The “Supreme Knight” and great martyr of Presbyterianism was Pastor James Caldwell of the Presbyterian church of Elizabethtown (present-day Elizabeth), New Jersey. He was called the “Rebel High Priest” and the “Fighting Chaplain.” He is most famous for the story “Give ’em Watts!” It is said that at the Springfield engagement, when the militia ran out of wadding for their muskets, Parson Caldwell galloped to the Presbyterian church and returned with an armload of hymnbooks, threw them to the ground, and exclaimed, “Now, boys, give ’em Watts! Give ’em Watts!” — a reference to the famous hymn writer, Isaac Watts.

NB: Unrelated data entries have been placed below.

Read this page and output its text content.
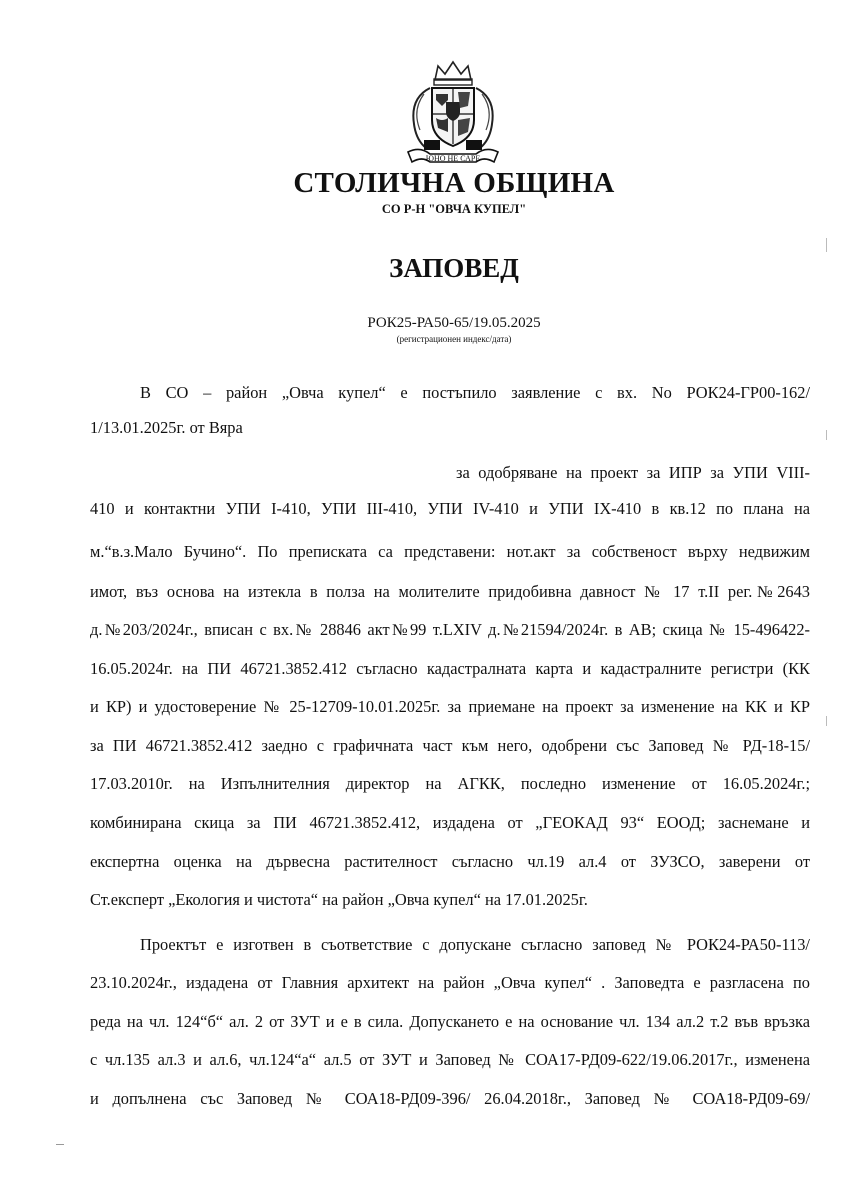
ЮНО НЕ САРЕ
СТОЛИЧНА ОБЩИНА
СО Р-Н "ОВЧА КУПЕЛ"
ЗАПОВЕД
РОК25-РА50-65/19.05.2025
(регистрационен индекс/дата)
В СО – район „Овча купел“ е постъпило заявление с вх. No РОК24-ГР00-162/
1/13.01.2025г. от Вяра
за одобряване на проект за ИПР за УПИ VIII-
410 и контактни УПИ I-410, УПИ III-410, УПИ IV-410 и УПИ IX-410 в кв.12 по плана на
м.“в.з.Мало Бучино“. По преписката са представени: нот.акт за собственост върху недвижим
имот, въз основа на изтекла в полза на молителите придобивна давност № 17 т.II рег.№2643
д.№203/2024г., вписан с вх.№ 28846 акт№99 т.LXIV д.№21594/2024г. в АВ; скица № 15-496422-
16.05.2024г. на ПИ 46721.3852.412 съгласно кадастралната карта и кадастралните регистри (КК
и КР) и удостоверение № 25-12709-10.01.2025г. за приемане на проект за изменение на КК и КР
за ПИ 46721.3852.412 заедно с графичната част към него, одобрени със Заповед № РД-18-15/
17.03.2010г. на Изпълнителния директор на АГКК, последно изменение от 16.05.2024г.;
комбинирана скица за ПИ 46721.3852.412, издадена от „ГЕОКАД 93“ ЕООД; заснемане и
експертна оценка на дървесна растителност съгласно чл.19 ал.4 от ЗУЗСО, заверени от
Ст.експерт „Екология и чистота“ на район „Овча купел“ на 17.01.2025г.
Проектът е изготвен в съответствие с допускане съгласно заповед № РОК24-РА50-113/
23.10.2024г., издадена от Главния архитект на район „Овча купел“ . Заповедта е разгласена по
реда на чл. 124“б“ ал. 2 от ЗУТ и е в сила. Допускането е на основание чл. 134 ал.2 т.2 във връзка
с чл.135 ал.3 и ал.6, чл.124“а“ ал.5 от ЗУТ и Заповед № СОА17-РД09-622/19.06.2017г., изменена
и допълнена със Заповед № СОА18-РД09-396/ 26.04.2018г., Заповед № СОА18-РД09-69/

Not an easy path: Presbyterian minister James Caldwell, who gained fame during the battle of Springfield, New Jersey, when he gathered Watts hymnals from a church for use as rifle wadding and shouted to the troops as he handed them out, “put Watts into them,” was killed in the war, as was his wife.
Then there was the Baptist, Joab Houghton, of New Jersey. Houghton was in the Hopewell Baptist Meeting-house at worship when he received the first information of Concord and Lexington, and of the retreat of the British to Boston with heavy losses. His great-grandson gave the following eloquent description of the way he treated the tidings:
Stilling the breathless messenger, he sat quietly through the services, and when they were ended, he passed out, and mounting the great stone block in front of the meeting-house, he beckoned to the people to stop. Men and women paused to hear, curious to know what so unusual a sequel to the service of the day could mean. At the first words a silence, stern as death, fell over all. The Sabbath quiet of the hour and of the place was deepened into a terrible solemnity. He told them all the story of the cowardly murder at Lexington by the royal troops; the heroic vengeance following hard upon it; the retreat of Percy; the gathering of the children of the Pilgrims round the beleaguered hills of Boston. Then pausing, and looking over the silent throng, he said slowly: “Men of New Jersey, the red coats are murdering our brethren of New England! Who follows me to Boston?” And every man of that audience stepped out into line, and answered, “I!” There was not a coward nor a traitor in old Hopewell Baptist Meeting-house that day. [Source: Cathcart, The Baptists and the American Revolution, 1876]
Consider, too, Pastor M’Clanahan, of Culpepper County, Virginia, who raised a military company of Baptists and served in the field, both as a captain and chaplain. Reverend David Barrow “shouldered his musket and showed how fields were won.” Another Baptist, General Scriven, when ordered by a British officer to give up Sunbury, near Savannah, sent back the answer, “Come and get it.” Deacon Mills, of the First Baptist Church of Philadelphia, “commanded skillfully” 1,000 riflemen at the Battle of Long Island, and for his valor was made a brigadier general. Deacon Loxley of the same church commanded the artillery at the Battle of Germantown with the rank of colonel. (Source: McDaniel, The People Called Baptists, 1925)
A list drawn up by Judge Curwen, an ardent Tory, contained 926 names of British sympathizers living in America — colonial law had already exiled a larger number — but there was “not the name of one Baptist on the list.” Maybe this is why President George Washington, in his letter to the Baptists, paid the following tribute: “I recollect with satisfaction that the religious society of which you are members has been, throughout America, uniformly and almost unanimously, the firm friend to civil liberty, and the persevering promoters of our glorious Revolution.” Maybe it explains why Thomas Jefferson could write to a Baptist church, saying, “We have acted together from the origin to the end of a memorable Revolution.”